Aza treatment augments antigen presentation- and T cell recruitment-related gene expression in mouse and human PDAC cells. qRT-PCR was performed on total RNA to assess gene expression for (A) KPT277 cells treated with DMSO for 96 h in vitro vs. healthy pancreas from a C57Bl/6 mouse, and (B) KPT277 cells treated in vitro with DMSO or 10 μM Aza for 96 h. (C) qRT-PCR for the mouse PDAC cell line Pan02 treated in vitro with DMSO or 5 μM Aza. (D–F) Human PDAC cell lines treated in vitro with DMSO or Aza (100 μM for PANC1; 10 μM for MiaPaCa-2; and 50 μM for Hs-766-T) for 96 h. In (A), bars represent Log base 2-fold change relative to “Healthy Pancreas.” n = 3 biological replicates. In (B) and (C–F), bars represent quantity of transcripts relative to vehicle (DMSO) for each gene. n = 3 biological replicates. p-values were assessed by[[Inline Image]] two-way ANOVA followed by Sidak's multiple comparisons test. *p < 0.05, **p < 0.01, ***p < 0.001, ****p < 0.0001. n.s. = not significant.

Figure 4

Aza treatment potentiates splenocyte killing of KPT277 cells that is not enhanced by PD-1 checkpoint blockade. (A) KPT277 cells were treated with Aza at 20 μM in vitro for 96 h and analyzed by flow cytometry using a fluorescent, fixable viability dye and an antibody recognizing PD-L1. Bars represent living, %PD-L1 positive cells out of total cells. n = 3 biological replicates. (B) KPT277 cells pre-treated for 72 h with DMSO or Aza (20 μM) were implanted in mice subcutaneously for 48 h.

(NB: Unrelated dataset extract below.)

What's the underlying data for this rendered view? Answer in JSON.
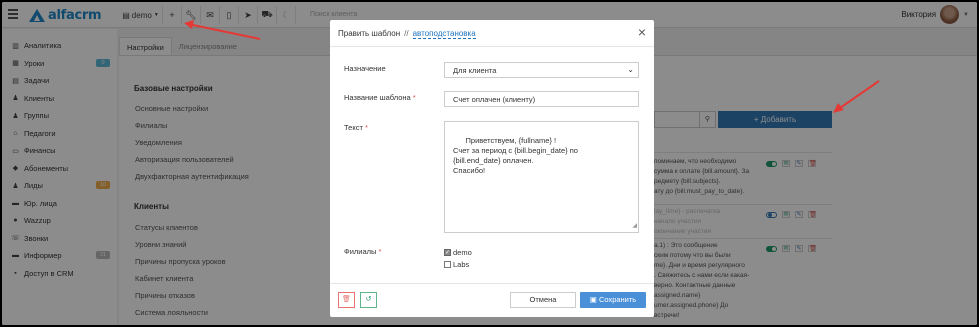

Tumors were then removed, digested, and analyzed by flow cytometry for PD-1, CD-8, and CD45 expression as well as live/dead cells using a fixable viability dye. Bars represent the percent of PD-1⁺/CD8⁺ cells out of live, CD45⁺ cells. N = 2 tumors per group. (C) KPT277 cells treated with DMSO or 20 μM Aza (72 h) were incubated with or without splenocytes (100:1) from an Aza pre-treated (10 μM for 96 h), KPT277 tumor-burdened mouse. Splenocytes pre-treated with anti-PD-1 antibody (2.5 μg/mL) in vitro for 1 h are indicated. KPT277 cell viability after 24 h of co-incubation was assayed by MTT. Bars represent absorbance values at 595 nm. n = 3 biological replicates. Error bars represent SEM. p-values were calculated using an unpaired t-test. *p < 0.05 and **p < 0.01.

Figure 5

Aza treatment controls PDAC tumor growth through an immune-dependent mechanism and induces significant infiltration by CD4⁺ and CD8⁺ T cells. (A) KPT277 tumor growth curves from immunocompetent C57Bl//6 mice treated with vehicle (DMSO) or 1 mg/kg 5-Azacytidine (Aza) once weekly. Measurements were taken three times weekly. Curves represent mean measurements for n = 4 mice in the DMSO group and n = 5 in Aza-treated group. (B) Tumors after removal from C57Bl/6 mice euthanized on Day 28. Ruler (cm) shows approximate tumor lengths. (C) KPT277 tumor growth curves from immunocompromised NSG mice treated with vehicle (DMSO) or 1 mg/kg 5-Azacytidine (Aza) once weekly. Measurements were taken three times weekly. Curves represent mean measurements for n = 5 mice in the DMSO group and n = 6 in Aza-treated group. Error bars represent standard error of the mean (SEM). *p < 0.05, t-test comparing data between groups on Day 10. (D) Western blots of tumor lysates (n = 3 per group) from Day 8 Aza and DMSO-treated tumors (48 h after first treatment) using anti-DNMT1, anti-IRF5, and anti-survivin antibodies. GAPDH is shown as a loading control. DNMT1 and survivin were assayed using the same blot. Relative quantifications of band intensity normalized to GAPDH are shown to the right of blots (individual values plotted, error bars = SEM). Increased frequency and infiltration of (E) CD4⁺ and CD8⁺ T cells, and (F) CD11c⁺ and F4/80⁺ cells as determined by IHC in tumor tissue fixed 48 h after initial dosing with DMSO or Aza. Scale bars = 75 μm. Dab signal (brown) indicates CD4+, CD8+, CD11c+, or F4/80+ staining. Nuclei were counterstained with hematoxylin. Positive-staining cells were enumerated for 30–40 fields approximating the entire tumor (n = 2 tumors DMSO, n = 3 tumors Aza) and are presented as cells per 5,000 μm² tumor area (bar graph). Error bars represent SEM. ****p < 0.0001, Mann-Whitney test.